Files
vaultik/internal/snapshot/remotekey.go
sneak fd759a921a Hash snapshot IDs at the storage boundary; make snapshot list resilient
Two related changes, both addressing leakage and brittleness around
the public bytes the destination store sees.

First, every remote storage path that previously embedded a human
snapshot ID (e.g. metadata/heraklion_berlin.sneak.fs.photos.2026.
catalog_2026-06-24T07:00:15Z/...) now uses the hashed remote key:

  RemoteSnapshotKey(id) = hex(SHA256(SHA256("vaultik|" + id)))

Applied at:

  * uploadSnapshotArtifacts (snapshot create write path)
  * the manifest.json.zst snapshot_id field — manifest is
    unencrypted, so the human ID would otherwise be readable to
    anyone with bucket-list permission
  * cleanupIncompleteSnapshots metadata-existence probe
  * snapshot restore / verify (downloadSnapshotDB,
    loadVerificationData)
  * downloadManifestByKey, deleteRemoteSnapshotByKey
  * CleanupLocalSnapshots reconciliation
  * the locally-driven removal paths (RemoveSnapshot,
    RemoveAllSnapshots, confirmAndExecutePurge)

The local index database keeps human IDs everywhere — the hash is a
boundary translation, not a rename. A directory listing of the
backup destination now looks like
"metadata/<64-hex>/{db.zst.age,manifest.json.zst}" with no host,
snapshot-name, or timestamp information visible.

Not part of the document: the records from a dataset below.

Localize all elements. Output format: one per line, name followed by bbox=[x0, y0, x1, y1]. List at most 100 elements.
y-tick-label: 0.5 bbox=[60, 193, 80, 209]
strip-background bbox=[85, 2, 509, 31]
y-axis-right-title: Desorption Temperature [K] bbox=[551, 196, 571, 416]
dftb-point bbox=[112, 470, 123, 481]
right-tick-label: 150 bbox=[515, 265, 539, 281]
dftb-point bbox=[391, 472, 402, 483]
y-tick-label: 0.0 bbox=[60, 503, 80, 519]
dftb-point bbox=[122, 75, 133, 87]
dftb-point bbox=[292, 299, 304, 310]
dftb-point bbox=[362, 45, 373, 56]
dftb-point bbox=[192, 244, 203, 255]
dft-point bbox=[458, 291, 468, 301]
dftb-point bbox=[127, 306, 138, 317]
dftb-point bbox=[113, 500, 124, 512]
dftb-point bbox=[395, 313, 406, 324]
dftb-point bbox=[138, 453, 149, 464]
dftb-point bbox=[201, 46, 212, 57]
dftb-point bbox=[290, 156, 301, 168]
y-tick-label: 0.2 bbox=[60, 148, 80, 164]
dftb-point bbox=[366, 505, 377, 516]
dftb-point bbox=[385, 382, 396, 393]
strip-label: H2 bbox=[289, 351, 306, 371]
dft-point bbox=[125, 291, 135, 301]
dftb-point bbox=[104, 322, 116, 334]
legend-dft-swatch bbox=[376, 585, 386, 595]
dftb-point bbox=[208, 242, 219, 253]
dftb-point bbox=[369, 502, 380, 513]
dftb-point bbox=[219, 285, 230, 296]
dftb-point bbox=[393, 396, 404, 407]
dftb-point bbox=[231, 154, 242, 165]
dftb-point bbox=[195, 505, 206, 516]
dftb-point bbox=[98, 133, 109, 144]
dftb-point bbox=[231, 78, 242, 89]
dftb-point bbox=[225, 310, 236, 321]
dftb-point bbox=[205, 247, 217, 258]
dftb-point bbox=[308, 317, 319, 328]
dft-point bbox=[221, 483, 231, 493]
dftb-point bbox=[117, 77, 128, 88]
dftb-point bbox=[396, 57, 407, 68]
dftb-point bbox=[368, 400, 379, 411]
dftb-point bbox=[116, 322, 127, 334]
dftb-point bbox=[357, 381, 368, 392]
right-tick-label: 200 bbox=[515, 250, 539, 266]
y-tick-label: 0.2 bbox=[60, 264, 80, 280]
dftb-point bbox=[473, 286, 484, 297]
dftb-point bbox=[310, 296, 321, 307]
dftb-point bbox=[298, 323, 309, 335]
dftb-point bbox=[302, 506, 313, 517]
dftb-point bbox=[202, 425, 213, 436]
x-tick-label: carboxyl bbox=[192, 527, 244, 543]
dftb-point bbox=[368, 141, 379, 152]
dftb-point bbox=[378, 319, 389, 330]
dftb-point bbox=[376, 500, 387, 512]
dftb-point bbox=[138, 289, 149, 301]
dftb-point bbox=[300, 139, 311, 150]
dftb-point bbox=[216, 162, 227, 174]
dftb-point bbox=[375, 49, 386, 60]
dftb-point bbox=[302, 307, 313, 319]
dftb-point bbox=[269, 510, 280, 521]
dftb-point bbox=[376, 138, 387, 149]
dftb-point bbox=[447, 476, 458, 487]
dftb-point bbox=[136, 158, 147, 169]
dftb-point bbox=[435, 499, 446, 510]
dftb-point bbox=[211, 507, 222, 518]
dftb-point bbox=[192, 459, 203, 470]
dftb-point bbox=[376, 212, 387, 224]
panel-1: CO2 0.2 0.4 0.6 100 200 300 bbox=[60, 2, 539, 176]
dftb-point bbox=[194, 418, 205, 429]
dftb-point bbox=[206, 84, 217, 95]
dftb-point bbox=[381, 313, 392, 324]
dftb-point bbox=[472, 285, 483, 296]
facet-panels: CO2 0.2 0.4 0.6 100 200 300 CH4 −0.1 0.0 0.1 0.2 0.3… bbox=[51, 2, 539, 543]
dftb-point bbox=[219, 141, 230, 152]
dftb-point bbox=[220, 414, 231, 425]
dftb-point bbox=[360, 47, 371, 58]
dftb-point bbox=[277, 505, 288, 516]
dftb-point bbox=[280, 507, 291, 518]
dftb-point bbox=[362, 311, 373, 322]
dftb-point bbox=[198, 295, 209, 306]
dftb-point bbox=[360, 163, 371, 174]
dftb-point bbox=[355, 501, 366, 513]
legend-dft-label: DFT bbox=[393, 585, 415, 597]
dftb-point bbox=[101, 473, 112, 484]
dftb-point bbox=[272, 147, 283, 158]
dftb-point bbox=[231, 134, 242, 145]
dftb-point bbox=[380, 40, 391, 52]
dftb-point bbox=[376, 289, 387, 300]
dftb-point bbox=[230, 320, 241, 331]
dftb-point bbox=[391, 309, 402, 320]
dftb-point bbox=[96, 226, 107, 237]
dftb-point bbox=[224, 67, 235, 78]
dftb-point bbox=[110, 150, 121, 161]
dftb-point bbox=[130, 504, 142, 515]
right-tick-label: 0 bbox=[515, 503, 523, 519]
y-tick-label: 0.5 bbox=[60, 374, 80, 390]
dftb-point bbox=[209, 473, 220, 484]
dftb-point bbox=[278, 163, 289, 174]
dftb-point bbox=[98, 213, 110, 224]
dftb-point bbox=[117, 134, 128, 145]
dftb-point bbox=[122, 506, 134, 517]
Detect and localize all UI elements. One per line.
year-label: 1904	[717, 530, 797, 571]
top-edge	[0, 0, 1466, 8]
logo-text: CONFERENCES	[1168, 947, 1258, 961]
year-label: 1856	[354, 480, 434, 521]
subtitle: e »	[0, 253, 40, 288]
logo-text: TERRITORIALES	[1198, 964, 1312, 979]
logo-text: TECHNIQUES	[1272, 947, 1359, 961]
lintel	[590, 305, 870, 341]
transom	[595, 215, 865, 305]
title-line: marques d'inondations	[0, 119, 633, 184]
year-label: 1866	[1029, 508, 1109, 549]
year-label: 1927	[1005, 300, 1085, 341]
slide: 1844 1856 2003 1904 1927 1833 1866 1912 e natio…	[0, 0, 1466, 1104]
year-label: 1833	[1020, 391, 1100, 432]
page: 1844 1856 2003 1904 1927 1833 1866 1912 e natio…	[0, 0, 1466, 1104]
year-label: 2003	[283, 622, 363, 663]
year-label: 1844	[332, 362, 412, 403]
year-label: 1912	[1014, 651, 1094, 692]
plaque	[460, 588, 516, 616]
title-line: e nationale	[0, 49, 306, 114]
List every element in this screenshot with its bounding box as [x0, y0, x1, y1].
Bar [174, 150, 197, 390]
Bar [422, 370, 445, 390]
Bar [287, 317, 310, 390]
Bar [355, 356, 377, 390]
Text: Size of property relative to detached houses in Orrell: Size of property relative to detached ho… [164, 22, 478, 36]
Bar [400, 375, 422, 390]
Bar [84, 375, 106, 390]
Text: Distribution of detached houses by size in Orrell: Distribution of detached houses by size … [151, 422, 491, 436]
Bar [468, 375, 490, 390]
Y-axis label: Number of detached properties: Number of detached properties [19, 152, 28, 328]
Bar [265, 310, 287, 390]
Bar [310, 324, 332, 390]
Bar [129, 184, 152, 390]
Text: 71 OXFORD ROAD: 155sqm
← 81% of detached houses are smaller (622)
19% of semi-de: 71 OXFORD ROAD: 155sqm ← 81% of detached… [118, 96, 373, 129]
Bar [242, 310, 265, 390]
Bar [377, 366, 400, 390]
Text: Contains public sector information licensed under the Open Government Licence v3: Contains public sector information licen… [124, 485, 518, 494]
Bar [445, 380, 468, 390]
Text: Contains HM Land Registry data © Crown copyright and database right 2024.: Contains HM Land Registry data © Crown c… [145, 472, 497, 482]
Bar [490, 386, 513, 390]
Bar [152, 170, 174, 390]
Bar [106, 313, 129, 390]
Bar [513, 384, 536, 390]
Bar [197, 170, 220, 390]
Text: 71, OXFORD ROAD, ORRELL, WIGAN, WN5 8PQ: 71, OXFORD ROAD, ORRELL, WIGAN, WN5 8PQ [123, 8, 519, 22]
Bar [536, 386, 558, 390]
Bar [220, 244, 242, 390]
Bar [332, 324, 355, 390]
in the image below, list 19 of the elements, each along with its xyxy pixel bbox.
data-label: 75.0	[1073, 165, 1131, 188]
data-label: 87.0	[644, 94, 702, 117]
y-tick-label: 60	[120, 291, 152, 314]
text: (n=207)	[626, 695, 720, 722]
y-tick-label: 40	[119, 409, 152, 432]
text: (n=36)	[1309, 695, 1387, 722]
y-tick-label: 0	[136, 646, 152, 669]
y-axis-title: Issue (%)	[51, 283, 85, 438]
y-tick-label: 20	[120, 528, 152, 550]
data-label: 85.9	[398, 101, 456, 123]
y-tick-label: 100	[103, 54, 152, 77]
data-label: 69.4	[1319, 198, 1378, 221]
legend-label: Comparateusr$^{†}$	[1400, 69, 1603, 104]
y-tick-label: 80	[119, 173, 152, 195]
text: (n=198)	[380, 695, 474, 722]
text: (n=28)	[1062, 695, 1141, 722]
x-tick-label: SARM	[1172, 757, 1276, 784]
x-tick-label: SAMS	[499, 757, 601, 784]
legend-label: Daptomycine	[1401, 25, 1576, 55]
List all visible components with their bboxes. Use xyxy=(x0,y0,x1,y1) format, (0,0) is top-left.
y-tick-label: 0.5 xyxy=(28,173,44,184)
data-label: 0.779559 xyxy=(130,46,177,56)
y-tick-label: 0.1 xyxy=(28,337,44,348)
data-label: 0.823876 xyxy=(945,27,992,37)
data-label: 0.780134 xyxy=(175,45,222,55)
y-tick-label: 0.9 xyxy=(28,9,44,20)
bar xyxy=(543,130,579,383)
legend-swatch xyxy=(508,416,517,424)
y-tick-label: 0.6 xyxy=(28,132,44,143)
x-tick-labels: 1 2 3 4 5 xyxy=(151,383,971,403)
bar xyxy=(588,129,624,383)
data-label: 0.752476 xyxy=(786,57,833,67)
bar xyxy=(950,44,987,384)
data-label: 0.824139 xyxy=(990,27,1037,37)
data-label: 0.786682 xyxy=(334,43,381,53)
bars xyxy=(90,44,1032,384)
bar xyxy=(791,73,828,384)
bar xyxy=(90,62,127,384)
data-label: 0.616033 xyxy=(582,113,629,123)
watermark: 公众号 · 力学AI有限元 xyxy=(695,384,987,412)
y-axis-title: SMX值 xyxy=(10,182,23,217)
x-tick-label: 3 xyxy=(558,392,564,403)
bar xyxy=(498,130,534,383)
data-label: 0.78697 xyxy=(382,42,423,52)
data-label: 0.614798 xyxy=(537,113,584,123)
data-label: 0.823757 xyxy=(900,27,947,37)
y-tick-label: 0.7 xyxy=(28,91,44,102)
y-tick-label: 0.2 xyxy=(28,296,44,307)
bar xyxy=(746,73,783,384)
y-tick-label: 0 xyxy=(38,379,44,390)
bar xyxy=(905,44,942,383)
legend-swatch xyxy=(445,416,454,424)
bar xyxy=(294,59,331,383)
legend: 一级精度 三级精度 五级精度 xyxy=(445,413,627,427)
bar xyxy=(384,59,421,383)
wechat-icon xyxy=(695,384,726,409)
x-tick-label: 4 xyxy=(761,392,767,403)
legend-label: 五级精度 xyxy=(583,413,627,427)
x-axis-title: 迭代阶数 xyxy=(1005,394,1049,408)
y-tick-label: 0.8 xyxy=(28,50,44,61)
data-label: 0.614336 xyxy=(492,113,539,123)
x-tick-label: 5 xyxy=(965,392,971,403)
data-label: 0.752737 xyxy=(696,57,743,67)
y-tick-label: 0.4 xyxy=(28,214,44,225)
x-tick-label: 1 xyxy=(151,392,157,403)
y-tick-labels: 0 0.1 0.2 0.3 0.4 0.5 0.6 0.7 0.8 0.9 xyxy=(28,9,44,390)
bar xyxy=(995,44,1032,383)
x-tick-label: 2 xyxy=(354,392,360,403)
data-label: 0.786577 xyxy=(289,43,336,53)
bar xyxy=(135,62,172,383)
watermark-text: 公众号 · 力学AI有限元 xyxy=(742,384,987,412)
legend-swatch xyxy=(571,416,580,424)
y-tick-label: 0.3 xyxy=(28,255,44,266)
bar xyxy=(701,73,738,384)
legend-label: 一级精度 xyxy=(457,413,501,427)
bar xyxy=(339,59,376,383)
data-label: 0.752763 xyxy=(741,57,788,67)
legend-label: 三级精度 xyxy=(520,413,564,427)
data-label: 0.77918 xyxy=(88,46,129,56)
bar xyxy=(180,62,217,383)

Second, snapshot list no longer fails just because remote storage is
unreachable, and only consults the remote when the local machine can
plausibly decrypt:

  * Listing is always driven by the local index database — that's
    what holds the human IDs, timestamps, and per-snapshot stats
    that the table actually shows.
  * If no age secret key is configured, we skip remote listing
    entirely (the box is treated as a write-only backup machine —
    there's no value showing it remote-only keys it could never
    restore).
  * If a key IS configured, we try the remote listing; failures
    (volume unmounted, permission denied, network error) downgrade
    to a warning instead of aborting the command.
  * When the remote listing succeeds, we cross-reference by hashing
    each local human ID and diffing against the returned key set.
    Local-only snapshots get the existing "stale local record"
    cleanup hint; remote-only keys are surfaced as a single
    "NOTE: N remote snapshot(s) found in backup destination store
    but not in local database" line.

FileStorer construction also no longer does an eager mkdir — the
basePath is recorded and the directory is created lazily on first
write. A missing or unmounted destination during `snapshot list`
should NOT block the command, and now it doesn't.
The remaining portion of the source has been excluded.